Google quantum exec says tech is ‘5 years out from a real breakout’


A handout picture from October 2019 shows Sundar Pichai with one of Google’s Quantum Computers in the Santa Barbara lab, California, U.S. Picture taken in October 2019. Google/Handout via REUTERS THIS IMAGE HAS BEEN SUPPLIED BY A THIRD PARTY.

Handout . | Reuters

One of Google’s top executives working on quantum computers said he believe the technology is only five years away from running practical applications that can’t be calculated on modern computers.

Julian Kelly, Google Quantum AI’s director of hardware, told CNBC’s Deirdre Bosa that a quantum computer may be able to do cutting-edge physics and potentially generate new kinds of data.

“We think we’re about five years out from a real breakout, kind of practical application that you can only solve on a quantum computer,” said Kelly in an interview aired Tuesday.

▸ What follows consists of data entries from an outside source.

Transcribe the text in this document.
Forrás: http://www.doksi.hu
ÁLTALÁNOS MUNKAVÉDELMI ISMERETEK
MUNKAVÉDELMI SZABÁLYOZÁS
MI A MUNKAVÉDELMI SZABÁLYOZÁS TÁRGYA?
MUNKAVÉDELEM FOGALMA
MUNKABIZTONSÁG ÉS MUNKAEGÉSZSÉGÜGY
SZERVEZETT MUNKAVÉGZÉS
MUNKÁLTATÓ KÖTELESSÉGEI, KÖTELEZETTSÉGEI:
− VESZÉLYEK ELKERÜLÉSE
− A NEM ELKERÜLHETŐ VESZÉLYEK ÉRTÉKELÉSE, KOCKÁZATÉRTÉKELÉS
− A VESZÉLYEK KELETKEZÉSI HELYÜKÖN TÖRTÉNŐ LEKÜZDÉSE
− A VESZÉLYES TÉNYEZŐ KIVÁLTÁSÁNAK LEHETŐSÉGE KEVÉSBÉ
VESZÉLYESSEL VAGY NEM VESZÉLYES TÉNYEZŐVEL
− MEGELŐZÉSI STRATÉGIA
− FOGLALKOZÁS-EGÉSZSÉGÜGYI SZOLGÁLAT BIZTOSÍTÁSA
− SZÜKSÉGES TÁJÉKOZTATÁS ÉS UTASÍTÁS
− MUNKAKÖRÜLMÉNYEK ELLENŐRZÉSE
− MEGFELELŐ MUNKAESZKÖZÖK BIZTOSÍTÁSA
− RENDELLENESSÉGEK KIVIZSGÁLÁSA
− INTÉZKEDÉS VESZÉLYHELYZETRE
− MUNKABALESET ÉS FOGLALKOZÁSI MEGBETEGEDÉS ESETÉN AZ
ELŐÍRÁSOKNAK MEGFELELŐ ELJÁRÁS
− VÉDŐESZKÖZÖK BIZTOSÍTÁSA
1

Quantum technology has enjoyed increased attention after Google announced a breakthrough in error correction in December that the company said suggested a path to working quantum computers.

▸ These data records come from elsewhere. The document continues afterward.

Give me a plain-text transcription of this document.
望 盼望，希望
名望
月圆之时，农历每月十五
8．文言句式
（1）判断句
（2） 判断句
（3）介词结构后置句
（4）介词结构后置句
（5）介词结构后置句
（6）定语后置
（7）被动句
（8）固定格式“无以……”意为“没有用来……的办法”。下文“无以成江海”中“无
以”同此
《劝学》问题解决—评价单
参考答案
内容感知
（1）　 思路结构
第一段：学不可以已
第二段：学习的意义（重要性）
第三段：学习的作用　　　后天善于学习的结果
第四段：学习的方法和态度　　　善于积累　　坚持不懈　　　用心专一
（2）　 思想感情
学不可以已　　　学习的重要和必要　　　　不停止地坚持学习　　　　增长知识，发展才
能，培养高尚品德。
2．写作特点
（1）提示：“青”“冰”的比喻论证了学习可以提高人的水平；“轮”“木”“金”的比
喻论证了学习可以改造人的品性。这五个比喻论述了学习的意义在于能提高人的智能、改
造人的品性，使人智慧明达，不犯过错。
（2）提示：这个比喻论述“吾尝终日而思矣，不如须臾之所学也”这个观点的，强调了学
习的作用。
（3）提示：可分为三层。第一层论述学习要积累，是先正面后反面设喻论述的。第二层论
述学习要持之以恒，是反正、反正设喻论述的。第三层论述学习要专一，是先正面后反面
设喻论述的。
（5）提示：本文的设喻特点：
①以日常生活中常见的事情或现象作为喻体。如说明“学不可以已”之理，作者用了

Microsoft, meanwhile, revealed a new quantum computing chip called Majorana in February. The company had to create an “entirely new state of matter” to get the chip to work, CEO Satya Nadella said.

Google’s most advanced quantum computer has 105 cubits, or the basic building block of a quantum computer, while experts say 1 million or more cubits will be needed for useful applications.

Quantum computers have been a dream of physicists and scientists since the 1980s. While traditional computers are based around central processors or graphics processors with bits that are either 0 or 1, quantum qubits are on or off based on probability.

“Quantum computers speak quantum mechanics — they can access the way the universe works at the most fundamental level,” Kelly said.

The first applications for the technology will likely include using the system to simulate cutting-edge physics, Kelly said. That includes “areas where you’ve got some system that’s sort of just out of reach of what a classical computer to do,” he added.

Quantum computers may also be able to generate data used to train AI, although Kelly called this use “speculative.” He said that current artificial intelligence models fundamentally won’t be able to work on quantum computers.

“One of the potential applications that you can think of for a quantum computer is generating new and novel data,” Kelly said.

The quantum computing field has also benefited in recent months from attention on artificial intelligence chips made by Nvidia as investors search for another kind of next-generation processor that could spark a similar boom as graphics processing units did during the recent wave of AI investment.

Nvidia doesn’t make quantum processors, but the company held a Quantum Day event last week where representatives from 12 leading quantum companies, Amazon and Microsoft talked about the potential of the technology.

The chipmaker’s summit came after Nvidia CEO Jensen Huang in January cast doubt on whether useful quantum computers would hit the market in the next 15 years. Those comments caused the share prices of several public quantum companies to fall.

Huang last week walked back his January comments, saying they were “wrong,” but he still signaled that he thought technology had a long way to go.

“Of course, quantum computing has the potential and all of our hopes that it will deliver extraordinary impact,” Huang said last week. “But the technology is insanely complicated.”